Governo e maggioranza con determinazione ma per fortuna non riuscendoci per mancanza di voti (era necessario raggiungere la maggioranza qualiFIcata), hanno tentato di mandare in onda senza veli l’intera telenovela mentre l’opposizione si è impegnata per fare in modo che questo non accadesse.
Il Segretario Renzi per difendere la bontà della decisione di rendere accessibili a tutti i consiglieri i verbali della commissione giustizia alla quale è ormai noto che l’ex magistrato dirigente contando sulla riservatezza di quella cornice, si sia rivolta per domandare aiuto alla politica per risolvere nel migliore dei modi la situazione che si era creata all’interno del Tribunale, ha svolto un ragionamento che di per sé non fa una piega.

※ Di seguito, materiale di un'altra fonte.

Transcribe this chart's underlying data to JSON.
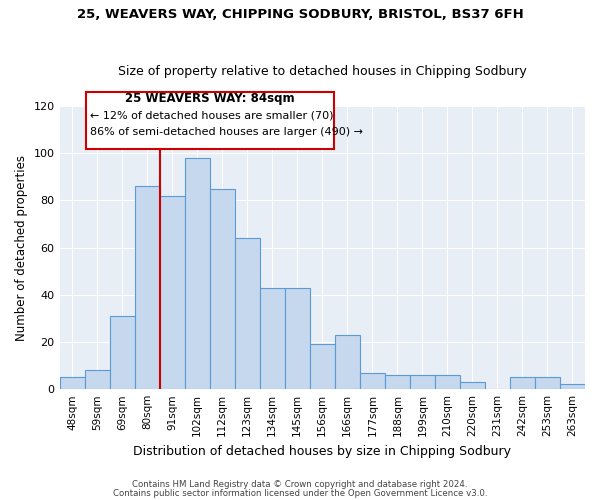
{
  "title1": "25, WEAVERS WAY, CHIPPING SODBURY, BRISTOL, BS37 6FH",
  "title2": "Size of property relative to detached houses in Chipping Sodbury",
  "xlabel": "Distribution of detached houses by size in Chipping Sodbury",
  "ylabel": "Number of detached properties",
  "bin_labels": [
    "48sqm",
    "59sqm",
    "69sqm",
    "80sqm",
    "91sqm",
    "102sqm",
    "112sqm",
    "123sqm",
    "134sqm",
    "145sqm",
    "156sqm",
    "166sqm",
    "177sqm",
    "188sqm",
    "199sqm",
    "210sqm",
    "220sqm",
    "231sqm",
    "242sqm",
    "253sqm",
    "263sqm"
  ],
  "bar_values": [
    5,
    8,
    31,
    86,
    82,
    98,
    85,
    64,
    43,
    43,
    19,
    23,
    7,
    6,
    6,
    6,
    3,
    0,
    5,
    5,
    2
  ],
  "bar_color": "#c5d8ed",
  "bar_edge_color": "#5b9bd5",
  "vline_x": 3.5,
  "marker_label": "25 WEAVERS WAY: 84sqm",
  "annotation_line1": "← 12% of detached houses are smaller (70)",
  "annotation_line2": "86% of semi-detached houses are larger (490) →",
  "vline_color": "#cc0000",
  "box_color": "#cc0000",
  "ylim": [
    0,
    120
  ],
  "yticks": [
    0,
    20,
    40,
    60,
    80,
    100,
    120
  ],
  "footer1": "Contains HM Land Registry data © Crown copyright and database right 2024.",
  "footer2": "Contains public sector information licensed under the Open Government Licence v3.0.",
  "bg_color": "#e8eef5"
}
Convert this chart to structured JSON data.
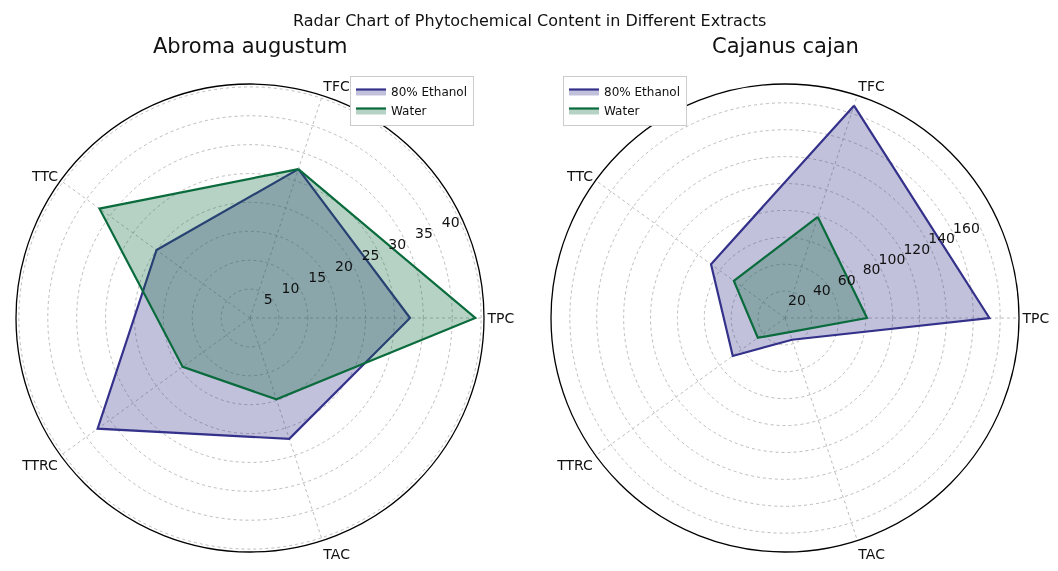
{
  "chart_data": [
    {
      "type": "radar",
      "title": "Abroma augustum",
      "annotations": [
        "Radar Chart of Phytochemical Content in Different Extracts"
      ],
      "categories": [
        "TFC",
        "TPC",
        "TAC",
        "TTRC",
        "TTC"
      ],
      "series": [
        {
          "name": "80% Ethanol",
          "color": "#34318a",
          "values": [
            27.1,
            27.7,
            22.0,
            32.6,
            20.0
          ]
        },
        {
          "name": "Water",
          "color": "#0a6b3c",
          "values": [
            27.1,
            39.0,
            14.8,
            14.4,
            32.2
          ]
        }
      ],
      "ylim": [
        0,
        40.5
      ],
      "yticks": [
        5,
        10,
        15,
        20,
        25,
        30,
        35,
        40
      ],
      "grid": true,
      "legend": "top right"
    },
    {
      "type": "radar",
      "title": "Cajanus cajan",
      "categories": [
        "TFC",
        "TPC",
        "TAC",
        "TTRC",
        "TTC"
      ],
      "series": [
        {
          "name": "80% Ethanol",
          "color": "#34318a",
          "values": [
            166,
            152,
            17,
            48,
            68
          ]
        },
        {
          "name": "Water",
          "color": "#0a6b3c",
          "values": [
            79,
            61,
            11,
            25,
            47
          ]
        }
      ],
      "ylim": [
        0,
        174
      ],
      "yticks": [
        20,
        40,
        60,
        80,
        100,
        120,
        140,
        160
      ],
      "grid": true,
      "legend": "top left"
    }
  ]
}
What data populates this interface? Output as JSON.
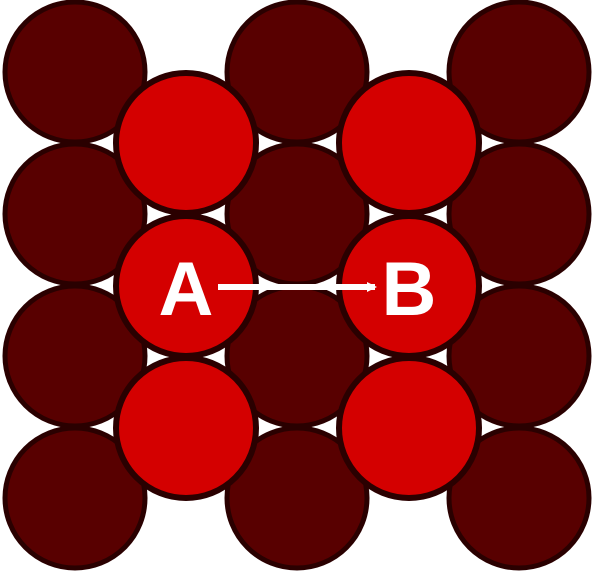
{
  "diagram": {
    "labels": {
      "site_a": "A",
      "site_b": "B"
    }
  },
  "colors": {
    "substrate_atom_fill": "#580000",
    "adatom_fill": "#d40000",
    "atom_outline": "#2a0000",
    "arrow": "#ffffff",
    "label": "#ffffff",
    "background": "#ffffff"
  }
}
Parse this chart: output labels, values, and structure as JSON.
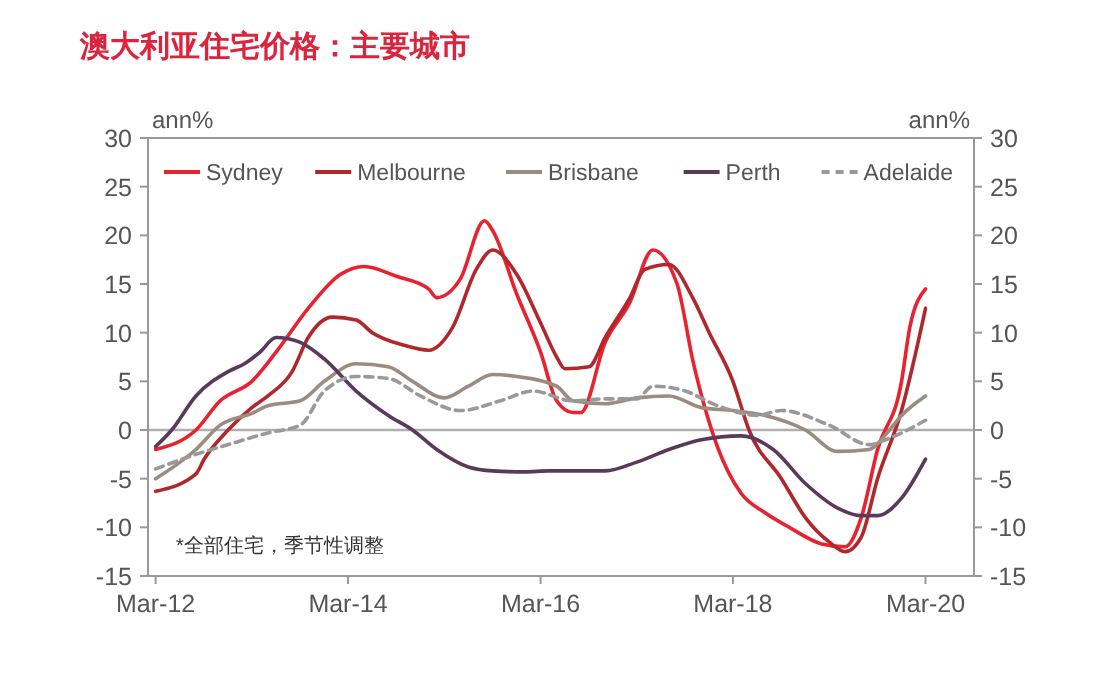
{
  "chart_data": {
    "type": "line",
    "title": "澳大利亚住宅价格：主要城市",
    "ylabel": "ann%",
    "y2label": "ann%",
    "annotations": [
      "*全部住宅，季节性调整"
    ],
    "xlim": [
      "2012-02",
      "2020-09"
    ],
    "xticks": [
      {
        "value": "2012-03",
        "label": "Mar-12"
      },
      {
        "value": "2014-03",
        "label": "Mar-14"
      },
      {
        "value": "2016-03",
        "label": "Mar-16"
      },
      {
        "value": "2018-03",
        "label": "Mar-18"
      },
      {
        "value": "2020-03",
        "label": "Mar-20"
      }
    ],
    "ylim": [
      -15,
      30
    ],
    "yticks": [
      -15,
      -10,
      -5,
      0,
      5,
      10,
      15,
      20,
      25,
      30
    ],
    "y2lim": [
      -15,
      30
    ],
    "y2ticks": [
      -15,
      -10,
      -5,
      0,
      5,
      10,
      15,
      20,
      25,
      30
    ],
    "grid": false,
    "legend": "top",
    "marker": "none",
    "ref_lines": [
      {
        "axis": "y",
        "value": 0,
        "color": "#b0b0b0"
      }
    ],
    "series": [
      {
        "name": "Sydney",
        "color": "#e8222e",
        "line_style": "solid",
        "x": [
          "2012-03",
          "2012-08",
          "2012-11",
          "2013-03",
          "2013-06",
          "2013-10",
          "2014-02",
          "2014-05",
          "2014-09",
          "2015-01",
          "2015-02",
          "2015-05",
          "2015-08",
          "2015-09",
          "2015-12",
          "2016-03",
          "2016-05",
          "2016-07",
          "2016-08",
          "2016-11",
          "2017-02",
          "2017-05",
          "2017-08",
          "2017-10",
          "2018-01",
          "2018-04",
          "2018-07",
          "2018-10",
          "2019-02",
          "2019-05",
          "2019-07",
          "2019-09",
          "2019-12",
          "2020-01",
          "2020-03"
        ],
        "values": [
          -2,
          0,
          3,
          5,
          8,
          12.5,
          16,
          16.8,
          15.8,
          14.5,
          13.6,
          15.5,
          21.5,
          20.5,
          14,
          8,
          3,
          1.8,
          1.8,
          9,
          13,
          18.5,
          15,
          7,
          -1.7,
          -6.5,
          -8.5,
          -10,
          -11.7,
          -12,
          -9,
          -2,
          5,
          10.5,
          14.5
        ]
      },
      {
        "name": "Melbourne",
        "color": "#b0282c",
        "line_style": "solid",
        "x": [
          "2012-03",
          "2012-08",
          "2012-09",
          "2012-12",
          "2013-03",
          "2013-05",
          "2013-08",
          "2013-10",
          "2014-01",
          "2014-04",
          "2014-06",
          "2014-10",
          "2015-01",
          "2015-04",
          "2015-07",
          "2015-09",
          "2015-12",
          "2016-03",
          "2016-05",
          "2016-06",
          "2016-09",
          "2016-11",
          "2017-02",
          "2017-04",
          "2017-07",
          "2017-10",
          "2017-12",
          "2018-03",
          "2018-05",
          "2018-09",
          "2018-12",
          "2019-03",
          "2019-05",
          "2019-07",
          "2019-09",
          "2019-12",
          "2020-03"
        ],
        "values": [
          -6.3,
          -4.5,
          -3,
          0,
          2.3,
          3.5,
          6,
          9.5,
          11.6,
          11.3,
          10,
          8.7,
          8.2,
          10.5,
          16.5,
          18.5,
          16,
          11,
          7.5,
          6.3,
          6.5,
          9.5,
          13.5,
          16.5,
          17,
          13.5,
          10,
          5,
          0,
          -5,
          -9,
          -11.5,
          -12.5,
          -11,
          -5,
          2,
          12.5
        ]
      },
      {
        "name": "Brisbane",
        "color": "#9c8c80",
        "line_style": "solid",
        "x": [
          "2012-03",
          "2012-08",
          "2012-11",
          "2013-03",
          "2013-05",
          "2013-09",
          "2013-12",
          "2014-04",
          "2014-08",
          "2014-11",
          "2015-03",
          "2015-06",
          "2015-09",
          "2015-12",
          "2016-05",
          "2016-07",
          "2016-11",
          "2017-03",
          "2017-07",
          "2017-11",
          "2018-03",
          "2018-07",
          "2018-12",
          "2019-04",
          "2019-08",
          "2019-10",
          "2019-12",
          "2020-03"
        ],
        "values": [
          -5,
          -2,
          0.5,
          1.7,
          2.5,
          3,
          5,
          6.8,
          6.5,
          5,
          3.3,
          4.5,
          5.7,
          5.5,
          4.5,
          3,
          2.7,
          3.3,
          3.5,
          2.3,
          2,
          1.5,
          0,
          -2.2,
          -2,
          -0.5,
          1.5,
          3.5
        ]
      },
      {
        "name": "Perth",
        "color": "#5a3a5a",
        "line_style": "solid",
        "x": [
          "2012-03",
          "2012-05",
          "2012-08",
          "2012-12",
          "2013-02",
          "2013-04",
          "2013-06",
          "2013-09",
          "2013-12",
          "2014-04",
          "2014-08",
          "2014-11",
          "2015-02",
          "2015-06",
          "2015-09",
          "2016-01",
          "2016-04",
          "2016-11",
          "2017-03",
          "2017-07",
          "2017-11",
          "2018-04",
          "2018-08",
          "2018-12",
          "2019-04",
          "2019-07",
          "2019-09",
          "2019-12",
          "2020-03"
        ],
        "values": [
          -1.7,
          0,
          3.5,
          6,
          6.8,
          8,
          9.5,
          9,
          7.3,
          4,
          1.5,
          0,
          -2,
          -3.8,
          -4.2,
          -4.3,
          -4.2,
          -4.2,
          -3.3,
          -2,
          -1,
          -0.6,
          -2,
          -5.5,
          -8,
          -8.8,
          -8.8,
          -7,
          -3
        ]
      },
      {
        "name": "Adelaide",
        "color": "#999999",
        "line_style": "dashed",
        "x": [
          "2012-03",
          "2012-08",
          "2012-12",
          "2013-05",
          "2013-09",
          "2013-12",
          "2014-04",
          "2014-08",
          "2014-12",
          "2015-05",
          "2015-10",
          "2016-02",
          "2016-07",
          "2016-11",
          "2017-03",
          "2017-05",
          "2017-09",
          "2018-01",
          "2018-06",
          "2018-09",
          "2019-03",
          "2019-08",
          "2019-10",
          "2020-03"
        ],
        "values": [
          -4,
          -2.5,
          -1.5,
          -0.3,
          0.5,
          4,
          5.5,
          5.3,
          3.5,
          2,
          3,
          4,
          3,
          3.2,
          3.2,
          4.5,
          4,
          2.5,
          1.5,
          2,
          0.5,
          -1.5,
          -1,
          1
        ]
      }
    ]
  }
}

Egli dice che il giornalista ha tutto il diritto, anzi è suo preciso dovere pubblicare un’ordinanza nel momento in cui ne viene in possesso (lo terremo a mente in caso di eventuali denunce). Ergo se sono state pubblicate ordinanze coperte da segreto istruttorio non si capisce il perché – è sempre il ragionamento di Renzi – non si dovrebbe poter accedere ai verbali della commissione giustizia. Seguendo il filo di questo ragionamento è probabile che sarebbe stato giudicato del tutto normale se quelle carte fossero approdate sui media. A quel punto essendo stati dati a molti i documenti sarebbe stato difficile puntare il dito su qualcuno.
Mentre invece con facilità si sarebbe colpito ancora una volta quel Tribunale già pesantemente attaccato da Simone Celli nel suo discorso di dimissioni.
Se quelle carte fossero arrivate anche sulle nostre scrivanie noi non avremmo potuto esimerci dal leggerle e pubblicarle. Così abbiamo fatto dando conto delle ordinanze nella speranza che quanto descritto al suo interno, ovvero la presenza di un’infiltrazione ancora in corso delle nostre istituzioni, potesse essere fermata.
E’ chiaro però che non le avremmo usate per buttare la croce addosso su chi si è deciso debba rappresentare il capro espiatorio. Non ci piace prestare il fianco a ricostruzioni ex post volte a giustificare decisioni altrimenti non giustificabili.
C’è in questa volontà di dipingere di nero ciò che nero non è, qualcosa di malvagio, come vi fosse un risentimento maligno nei confronti della realtà che ha portato per esempio qualcuno ad esultare per la caduta delle insegne di un istituto che rappresentava una parte del nostro Paese. E’ un mestiere il nostro in cui non si deve o non si dovrebbe fare i furbi con le parole.